Sunday, June 03, 2012

Have I mentioned that I find George Michael amazing? I listened to "Kissing A Fool" again, and realized I need no convincing on the point. I also recalled that Michael Buble did a version, but...I'm sorry, Michael, you are consigned to the Cave of No Memory. I can't control other people's radios, and I sure as heck wouldn't turn it off, but I have a rule that I at least try not to torture myself on purpose. [That Cave claimed James Taylor, too, didn't it?--ed.] Yeah. For now. But if he moves, he has a chance. I just couldn't do it in the case of "I Knew You Were Waiting (For Me)." Pol Pot could have said he liked it, and I'd still listen to it. I mean, honestly. How great is that song?
But truly, that day in November was as much a Day The Music Died as any plane crash in the middle of nowhere in 1959. If anybody cares, I haven't written a poem since, either. I guess poets can write tragic poems, too. But poets sing with words; I'm lucky I can sing anything at all. If He didn't command me to do it at least every Sunday, I'm not sure I could.
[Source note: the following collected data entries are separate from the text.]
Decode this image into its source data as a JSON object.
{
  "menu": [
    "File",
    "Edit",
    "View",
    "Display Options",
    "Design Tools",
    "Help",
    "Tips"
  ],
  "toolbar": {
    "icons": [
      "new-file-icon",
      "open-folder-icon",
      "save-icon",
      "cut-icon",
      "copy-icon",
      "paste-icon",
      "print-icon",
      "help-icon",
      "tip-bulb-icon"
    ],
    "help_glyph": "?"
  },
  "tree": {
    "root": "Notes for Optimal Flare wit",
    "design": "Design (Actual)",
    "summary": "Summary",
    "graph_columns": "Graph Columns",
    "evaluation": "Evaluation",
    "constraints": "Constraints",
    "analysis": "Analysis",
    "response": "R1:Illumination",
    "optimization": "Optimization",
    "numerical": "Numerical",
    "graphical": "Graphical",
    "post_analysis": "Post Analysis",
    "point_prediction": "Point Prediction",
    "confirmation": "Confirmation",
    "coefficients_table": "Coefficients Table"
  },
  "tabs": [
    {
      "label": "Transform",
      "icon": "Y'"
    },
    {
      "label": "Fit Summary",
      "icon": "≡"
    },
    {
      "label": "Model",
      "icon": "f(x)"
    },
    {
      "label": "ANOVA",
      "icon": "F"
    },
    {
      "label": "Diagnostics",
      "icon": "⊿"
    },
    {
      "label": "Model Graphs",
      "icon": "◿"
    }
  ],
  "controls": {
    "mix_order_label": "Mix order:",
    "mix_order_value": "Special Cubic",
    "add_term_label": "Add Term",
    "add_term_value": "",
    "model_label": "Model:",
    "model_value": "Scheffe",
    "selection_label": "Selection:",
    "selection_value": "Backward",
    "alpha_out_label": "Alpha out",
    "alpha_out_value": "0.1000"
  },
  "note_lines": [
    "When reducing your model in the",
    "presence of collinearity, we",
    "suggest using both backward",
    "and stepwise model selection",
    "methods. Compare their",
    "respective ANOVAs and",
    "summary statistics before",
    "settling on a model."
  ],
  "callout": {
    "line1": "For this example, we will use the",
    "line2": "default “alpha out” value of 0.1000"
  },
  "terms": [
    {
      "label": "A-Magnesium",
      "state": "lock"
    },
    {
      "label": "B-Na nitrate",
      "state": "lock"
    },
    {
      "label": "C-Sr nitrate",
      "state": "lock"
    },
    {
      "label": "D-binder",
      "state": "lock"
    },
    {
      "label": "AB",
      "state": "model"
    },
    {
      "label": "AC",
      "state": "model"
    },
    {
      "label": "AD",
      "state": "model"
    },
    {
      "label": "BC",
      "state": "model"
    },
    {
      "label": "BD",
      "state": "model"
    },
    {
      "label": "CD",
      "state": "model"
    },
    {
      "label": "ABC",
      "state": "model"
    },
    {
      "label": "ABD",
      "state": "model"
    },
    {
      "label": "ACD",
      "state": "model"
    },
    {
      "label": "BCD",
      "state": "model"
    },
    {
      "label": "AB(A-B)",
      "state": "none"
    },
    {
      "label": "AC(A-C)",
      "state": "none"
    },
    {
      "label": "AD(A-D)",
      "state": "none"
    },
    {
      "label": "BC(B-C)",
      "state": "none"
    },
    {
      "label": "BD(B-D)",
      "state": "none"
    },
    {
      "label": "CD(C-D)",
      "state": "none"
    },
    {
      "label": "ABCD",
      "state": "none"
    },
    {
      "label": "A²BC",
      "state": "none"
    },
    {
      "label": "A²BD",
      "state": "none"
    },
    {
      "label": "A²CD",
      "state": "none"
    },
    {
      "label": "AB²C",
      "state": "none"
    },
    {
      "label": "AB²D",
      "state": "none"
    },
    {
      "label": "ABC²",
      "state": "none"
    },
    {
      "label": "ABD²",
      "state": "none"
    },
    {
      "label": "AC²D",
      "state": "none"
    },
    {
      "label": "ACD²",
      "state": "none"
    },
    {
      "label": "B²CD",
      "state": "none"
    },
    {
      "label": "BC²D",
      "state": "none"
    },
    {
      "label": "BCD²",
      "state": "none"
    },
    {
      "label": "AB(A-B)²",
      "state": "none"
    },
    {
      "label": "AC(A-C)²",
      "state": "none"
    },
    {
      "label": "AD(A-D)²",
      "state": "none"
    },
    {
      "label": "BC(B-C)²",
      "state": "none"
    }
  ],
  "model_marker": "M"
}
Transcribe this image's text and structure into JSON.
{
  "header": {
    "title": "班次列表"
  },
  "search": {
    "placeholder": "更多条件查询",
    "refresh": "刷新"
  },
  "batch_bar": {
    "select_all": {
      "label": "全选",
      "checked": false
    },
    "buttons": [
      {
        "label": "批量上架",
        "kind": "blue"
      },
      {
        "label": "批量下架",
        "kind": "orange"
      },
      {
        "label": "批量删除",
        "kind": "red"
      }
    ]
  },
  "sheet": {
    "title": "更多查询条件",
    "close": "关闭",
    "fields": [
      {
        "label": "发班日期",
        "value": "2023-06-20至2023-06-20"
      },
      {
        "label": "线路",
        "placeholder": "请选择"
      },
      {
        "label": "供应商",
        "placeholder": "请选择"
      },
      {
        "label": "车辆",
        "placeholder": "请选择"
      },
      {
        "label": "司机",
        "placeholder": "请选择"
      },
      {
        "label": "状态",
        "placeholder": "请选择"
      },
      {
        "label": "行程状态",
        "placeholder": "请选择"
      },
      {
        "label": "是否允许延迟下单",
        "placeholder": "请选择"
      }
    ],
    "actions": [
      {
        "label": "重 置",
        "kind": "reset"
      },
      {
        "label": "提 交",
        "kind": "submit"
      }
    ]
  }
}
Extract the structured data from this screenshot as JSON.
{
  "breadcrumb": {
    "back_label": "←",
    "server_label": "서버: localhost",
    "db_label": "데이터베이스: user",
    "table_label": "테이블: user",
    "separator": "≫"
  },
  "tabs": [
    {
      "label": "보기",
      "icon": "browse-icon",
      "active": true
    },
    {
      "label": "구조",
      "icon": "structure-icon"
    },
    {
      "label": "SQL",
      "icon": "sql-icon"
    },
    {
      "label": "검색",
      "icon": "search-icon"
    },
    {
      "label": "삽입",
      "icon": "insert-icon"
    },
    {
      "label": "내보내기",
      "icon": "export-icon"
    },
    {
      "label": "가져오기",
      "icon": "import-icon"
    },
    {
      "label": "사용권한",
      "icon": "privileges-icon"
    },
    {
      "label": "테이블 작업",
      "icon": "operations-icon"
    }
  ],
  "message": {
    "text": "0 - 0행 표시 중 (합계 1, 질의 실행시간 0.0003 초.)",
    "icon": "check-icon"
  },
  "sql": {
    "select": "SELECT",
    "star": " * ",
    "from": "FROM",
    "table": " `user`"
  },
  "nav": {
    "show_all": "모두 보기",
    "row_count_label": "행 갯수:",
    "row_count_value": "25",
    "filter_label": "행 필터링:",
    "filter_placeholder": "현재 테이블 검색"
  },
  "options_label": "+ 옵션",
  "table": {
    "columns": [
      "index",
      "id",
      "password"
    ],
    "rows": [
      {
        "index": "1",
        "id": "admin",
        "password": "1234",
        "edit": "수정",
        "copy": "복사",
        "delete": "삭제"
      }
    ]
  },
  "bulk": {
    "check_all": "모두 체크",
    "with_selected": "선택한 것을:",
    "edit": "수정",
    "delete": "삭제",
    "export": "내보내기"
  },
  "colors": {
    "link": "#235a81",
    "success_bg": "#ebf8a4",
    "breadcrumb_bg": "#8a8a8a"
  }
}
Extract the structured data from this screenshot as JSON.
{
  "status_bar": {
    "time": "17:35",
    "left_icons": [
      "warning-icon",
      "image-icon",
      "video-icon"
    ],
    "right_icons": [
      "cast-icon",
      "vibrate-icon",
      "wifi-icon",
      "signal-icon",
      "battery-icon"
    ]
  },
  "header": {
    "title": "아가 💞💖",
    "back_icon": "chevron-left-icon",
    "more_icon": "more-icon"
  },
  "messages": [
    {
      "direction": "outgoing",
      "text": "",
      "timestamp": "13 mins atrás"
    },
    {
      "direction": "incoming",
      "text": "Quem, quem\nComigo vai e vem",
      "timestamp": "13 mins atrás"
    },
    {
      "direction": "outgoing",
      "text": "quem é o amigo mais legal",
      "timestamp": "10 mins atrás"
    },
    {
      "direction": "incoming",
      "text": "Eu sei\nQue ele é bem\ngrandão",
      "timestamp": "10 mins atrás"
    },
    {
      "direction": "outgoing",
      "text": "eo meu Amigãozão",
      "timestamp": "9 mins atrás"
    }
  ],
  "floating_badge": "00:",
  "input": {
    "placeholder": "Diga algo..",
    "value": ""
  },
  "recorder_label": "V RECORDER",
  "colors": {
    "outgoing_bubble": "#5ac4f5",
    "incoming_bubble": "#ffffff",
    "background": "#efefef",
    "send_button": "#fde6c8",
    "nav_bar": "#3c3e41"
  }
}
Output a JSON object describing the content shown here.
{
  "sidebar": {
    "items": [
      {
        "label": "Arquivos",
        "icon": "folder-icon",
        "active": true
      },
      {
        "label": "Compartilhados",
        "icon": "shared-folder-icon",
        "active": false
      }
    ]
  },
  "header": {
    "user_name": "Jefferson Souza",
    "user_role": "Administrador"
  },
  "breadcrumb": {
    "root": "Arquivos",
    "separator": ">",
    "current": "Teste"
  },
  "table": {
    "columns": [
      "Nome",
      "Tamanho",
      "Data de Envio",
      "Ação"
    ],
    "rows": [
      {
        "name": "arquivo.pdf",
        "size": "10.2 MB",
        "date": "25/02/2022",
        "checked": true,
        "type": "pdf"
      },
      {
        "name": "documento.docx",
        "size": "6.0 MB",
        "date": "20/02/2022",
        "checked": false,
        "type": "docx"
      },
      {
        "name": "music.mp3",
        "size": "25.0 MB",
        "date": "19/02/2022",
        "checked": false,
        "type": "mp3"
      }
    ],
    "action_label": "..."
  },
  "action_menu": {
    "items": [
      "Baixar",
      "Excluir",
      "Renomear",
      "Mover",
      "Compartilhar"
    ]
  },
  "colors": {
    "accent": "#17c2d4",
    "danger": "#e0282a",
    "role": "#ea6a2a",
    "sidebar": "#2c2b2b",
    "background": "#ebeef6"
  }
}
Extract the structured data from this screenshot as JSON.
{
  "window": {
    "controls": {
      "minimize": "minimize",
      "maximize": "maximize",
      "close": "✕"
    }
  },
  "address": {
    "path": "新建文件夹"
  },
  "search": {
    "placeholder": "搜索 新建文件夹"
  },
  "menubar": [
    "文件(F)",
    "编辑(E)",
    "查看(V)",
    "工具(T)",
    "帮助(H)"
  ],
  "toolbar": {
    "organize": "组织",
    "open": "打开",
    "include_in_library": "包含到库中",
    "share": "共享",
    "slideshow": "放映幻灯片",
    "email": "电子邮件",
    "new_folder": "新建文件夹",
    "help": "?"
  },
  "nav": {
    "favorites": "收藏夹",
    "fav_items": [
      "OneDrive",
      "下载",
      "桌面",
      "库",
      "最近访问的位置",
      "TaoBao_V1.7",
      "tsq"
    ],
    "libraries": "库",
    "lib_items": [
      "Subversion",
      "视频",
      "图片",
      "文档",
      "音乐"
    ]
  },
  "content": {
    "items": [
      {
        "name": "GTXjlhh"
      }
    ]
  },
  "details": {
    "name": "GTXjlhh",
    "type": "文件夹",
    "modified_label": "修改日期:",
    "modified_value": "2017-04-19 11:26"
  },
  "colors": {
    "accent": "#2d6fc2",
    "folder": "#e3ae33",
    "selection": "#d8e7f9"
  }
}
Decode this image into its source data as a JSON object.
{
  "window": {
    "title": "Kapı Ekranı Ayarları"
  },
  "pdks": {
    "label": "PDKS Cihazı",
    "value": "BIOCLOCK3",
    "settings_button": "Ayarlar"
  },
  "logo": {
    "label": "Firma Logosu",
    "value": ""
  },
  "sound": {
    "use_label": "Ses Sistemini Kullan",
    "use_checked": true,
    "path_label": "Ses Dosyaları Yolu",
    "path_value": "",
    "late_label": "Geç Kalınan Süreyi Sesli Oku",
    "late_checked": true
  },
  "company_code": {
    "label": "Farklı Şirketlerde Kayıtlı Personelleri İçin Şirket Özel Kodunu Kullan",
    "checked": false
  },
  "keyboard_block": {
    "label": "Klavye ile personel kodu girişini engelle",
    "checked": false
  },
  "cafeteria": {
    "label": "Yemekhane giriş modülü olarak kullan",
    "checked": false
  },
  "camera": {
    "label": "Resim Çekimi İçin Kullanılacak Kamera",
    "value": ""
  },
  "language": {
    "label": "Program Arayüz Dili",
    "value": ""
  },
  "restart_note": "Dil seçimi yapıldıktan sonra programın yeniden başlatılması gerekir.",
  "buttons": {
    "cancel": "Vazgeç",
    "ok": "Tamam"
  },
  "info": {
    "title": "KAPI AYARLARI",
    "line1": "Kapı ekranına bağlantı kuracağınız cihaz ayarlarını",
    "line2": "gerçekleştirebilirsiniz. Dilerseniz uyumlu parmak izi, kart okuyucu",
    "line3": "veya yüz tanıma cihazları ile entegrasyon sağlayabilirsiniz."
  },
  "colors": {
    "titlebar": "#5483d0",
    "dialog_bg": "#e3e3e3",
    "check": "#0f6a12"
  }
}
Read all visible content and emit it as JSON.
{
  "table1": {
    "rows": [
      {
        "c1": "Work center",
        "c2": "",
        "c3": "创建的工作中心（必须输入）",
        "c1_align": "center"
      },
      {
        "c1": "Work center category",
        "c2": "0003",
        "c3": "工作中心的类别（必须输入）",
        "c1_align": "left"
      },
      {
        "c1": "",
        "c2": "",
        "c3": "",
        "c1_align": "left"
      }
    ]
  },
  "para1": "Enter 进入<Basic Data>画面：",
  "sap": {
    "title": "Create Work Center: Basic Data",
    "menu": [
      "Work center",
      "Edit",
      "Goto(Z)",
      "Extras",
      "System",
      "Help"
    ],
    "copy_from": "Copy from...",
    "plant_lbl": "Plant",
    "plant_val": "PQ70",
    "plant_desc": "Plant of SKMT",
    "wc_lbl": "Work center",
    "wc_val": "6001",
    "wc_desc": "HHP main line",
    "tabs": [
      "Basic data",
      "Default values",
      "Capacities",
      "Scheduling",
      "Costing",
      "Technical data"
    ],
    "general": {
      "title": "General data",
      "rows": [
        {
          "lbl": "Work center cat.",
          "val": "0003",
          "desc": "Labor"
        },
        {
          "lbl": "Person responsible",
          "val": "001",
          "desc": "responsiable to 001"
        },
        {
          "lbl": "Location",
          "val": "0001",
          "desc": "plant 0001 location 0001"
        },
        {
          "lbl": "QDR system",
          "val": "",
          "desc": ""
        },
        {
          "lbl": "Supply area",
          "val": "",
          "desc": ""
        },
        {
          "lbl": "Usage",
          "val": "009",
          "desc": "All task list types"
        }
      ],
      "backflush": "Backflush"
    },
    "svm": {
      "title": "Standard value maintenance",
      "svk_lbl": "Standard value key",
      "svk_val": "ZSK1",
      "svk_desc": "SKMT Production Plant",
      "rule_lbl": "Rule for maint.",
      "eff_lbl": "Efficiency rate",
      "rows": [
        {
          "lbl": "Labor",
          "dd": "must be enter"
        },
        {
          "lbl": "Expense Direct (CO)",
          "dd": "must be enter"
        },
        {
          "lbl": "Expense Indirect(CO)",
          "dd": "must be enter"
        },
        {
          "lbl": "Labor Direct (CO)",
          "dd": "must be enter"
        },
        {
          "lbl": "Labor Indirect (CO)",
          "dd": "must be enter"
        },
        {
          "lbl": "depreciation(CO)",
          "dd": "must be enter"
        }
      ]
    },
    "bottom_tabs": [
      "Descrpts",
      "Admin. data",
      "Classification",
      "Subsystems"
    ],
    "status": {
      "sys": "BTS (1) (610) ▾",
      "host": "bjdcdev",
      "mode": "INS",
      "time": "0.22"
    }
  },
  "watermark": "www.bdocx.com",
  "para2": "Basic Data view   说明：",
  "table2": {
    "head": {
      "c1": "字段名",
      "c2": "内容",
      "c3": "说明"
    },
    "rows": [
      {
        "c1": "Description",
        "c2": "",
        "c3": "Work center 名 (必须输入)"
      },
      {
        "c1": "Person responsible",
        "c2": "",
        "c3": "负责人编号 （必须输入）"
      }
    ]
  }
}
It is not that my grief is entirely unmixed with joy, but the joy is like a cheetah that never stops to look around. How did I start talking about this? George Michael.
Anyway, I remember when Amy Winehouse died. She was so young, and it was so stupid. Her music was pretty great. I was pointing out the loss to a theologian friend of mine, and he pointed out that we should care more about the fact that she had a better than 50-50 shot she landed in Hell than we should that we ourselves lost a great musician or famous person. He's right, of course, however indelicate that may be. Then I felt bad that I like celebrities so much. But you're darn right I'd find it easier and more fun to evangelize Tom Brady or George Michael. [What if they are total jerks?--ed.] Well then, OK. But appreciating someone's talent is a connection point. Maybe it means we should work harder finding and affirming connection points for the ordinary people in our lives. It just means that a famous person has a connection point and a friendship with a whole mess of people. Whether it's real or lasts is another thing. It still could be an inordinate focus in any one case, but anything could.